がばっと跳ね起きて、赤紫色の艶やかな髪を翻えす。
同時に噪音と振動がわずかに轟いた。それは、並みの人間ならば感知することもできぬであろう幽かな響きであったが、鋭敏な彼女の知覚は、「迫りくる災厄」として確実に耳に捉えていた。
ルナは急いで窓に駆け寄った。
遠くに、ざわざわと蠢く無数の気配を感じる。
まるで一つの穴から溢れ返る、解き放たれた黒い蟲の群れのような──ルナは息を呑んで、闇が騒めく一点に赤い瞳を凝らした。むろんそこには闇一色の景観しかない。

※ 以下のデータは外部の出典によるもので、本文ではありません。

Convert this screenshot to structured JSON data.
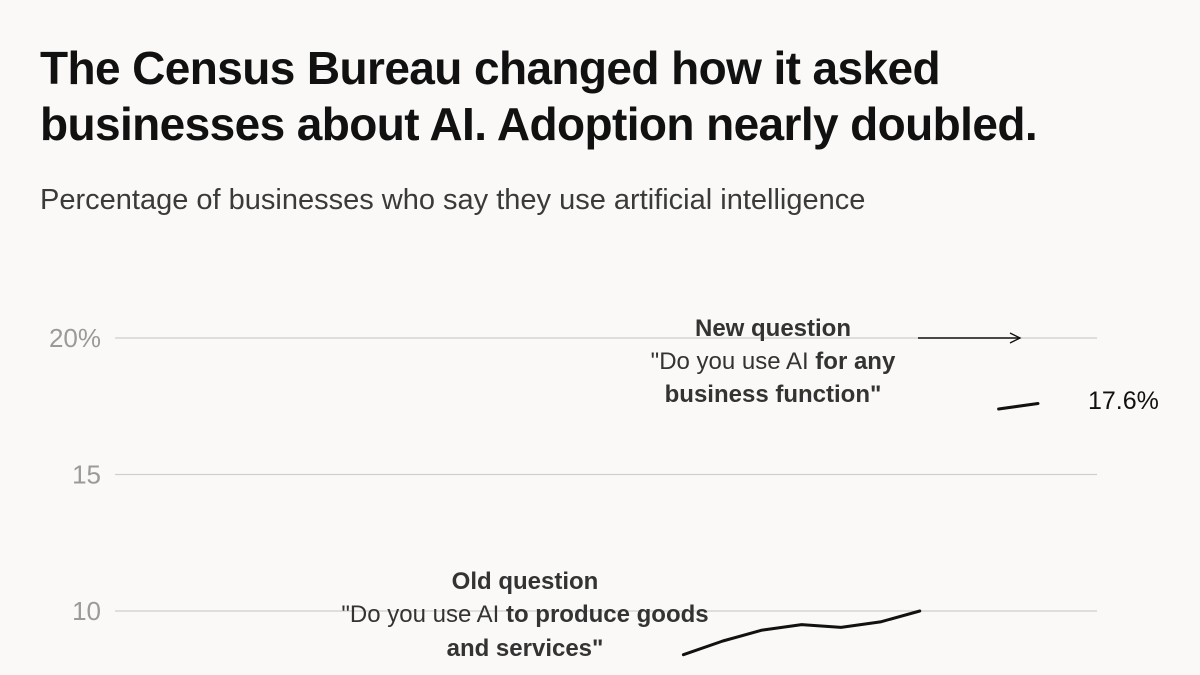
{
  "title_line1": "The Census Bureau changed how it asked",
  "title_line2": "businesses about AI. Adoption nearly doubled.",
  "subtitle": "Percentage of businesses who say they use artificial intelligence",
  "colors": {
    "background": "#faf9f7",
    "line": "#111111",
    "grid": "#cfcfcf",
    "tick": "#9a9a9a",
    "annotation": "#333333"
  },
  "chart_data": {
    "type": "line",
    "title": "The Census Bureau changed how it asked businesses about AI. Adoption nearly doubled.",
    "subtitle": "Percentage of businesses who say they use artificial intelligence",
    "xlabel": "",
    "ylabel": "",
    "ylim": [
      8.4,
      20
    ],
    "y_ticks": [
      {
        "value": 20,
        "label": "20%"
      },
      {
        "value": 15,
        "label": "15"
      },
      {
        "value": 10,
        "label": "10"
      }
    ],
    "grid": true,
    "series": [
      {
        "points": [
          {
            "x": 1,
            "y": 8.4
          },
          {
            "x": 2,
            "y": 8.9
          },
          {
            "x": 3,
            "y": 9.3
          },
          {
            "x": 4,
            "y": 9.5
          },
          {
            "x": 5,
            "y": 9.4
          },
          {
            "x": 6,
            "y": 9.6
          },
          {
            "x": 7,
            "y": 10.0
          }
        ]
      },
      {
        "points": [
          {
            "x": 9,
            "y": 17.4
          },
          {
            "x": 10,
            "y": 17.6
          }
        ],
        "end_label": "17.6%"
      }
    ],
    "annotations": {
      "new": {
        "heading": "New question",
        "line1_plain": "\"Do you use AI ",
        "line1_bold": "for any",
        "line2": "business function\""
      },
      "old": {
        "heading": "Old question",
        "line1_plain": "\"Do you use AI ",
        "line1_bold": "to produce goods",
        "line2": "and services\""
      }
    }
  }
}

しかし、正統な竜の血を受け継ぐ少女には、秘められた力としての超感覚が備わっている。
日常では不要な力として発揮されることがないものの、彼女の必要に応じて、赤い瞳は闇夜に落ちた針をも見分ける、「上位魔導士」の魔眼に匹敵する超視力を発現する。
注がれた視線の先には、頑強を誇る城下の街門が破壊され、明らかに魔物と思しき者たちがなだれ込んでくる光景が捉えられた。
それは、忌まわしい死者の群れであった。
白く濁った目と、骨の見える頬、中には四肢の一部が朽ち墜ちた者もいる。
ゾンビと呼ばれる怪物たちであった。
加えて完全に肉体を失い、骸骨だけの姿となっても未だ物質世界に根強い執着を残し、命ある者を憎み蠢き続けるスケルトンなども存在している。
それらアンデッドたちが、緩慢な動きながら歯止めの利かぬ勢いで、夜のエルシウスの城下町に広がっていく。
──ヤバい!何あいつら!?
ルナは慌てて衣服を着替えると、愛用の剣と、幼い頃から御守りとしている紅い宝石の付いた指輪を素早く指に嵌めて、回廊に飛び出し国王の間へと駆けて行った。
すでに回廊は、魔物たちの襲来に対応する衛士たちで騒めきだしており、王女に気づいた一人の兵が走り寄る。
「姫!」
栗毛色の髪が映える逞しい青年であった。城の兵たちの中でも、レミナレス王家を最も間近で守護する近衛隊長エッケルトである。
「エッケルト!街に魔物たちが溢れかえってるよ!母上と父上は大丈夫なの!?」
「すでに報告を受け、国王の間におられます!姫もそちらへ!!」
エッケルトが先導して走り出したので、ルナも後を追って回廊を急いだ。
押し殺そうとする不安が、胸の中で際限なく広がってゆくのを感じながらも、少女は前だけを向いて駆けて行った。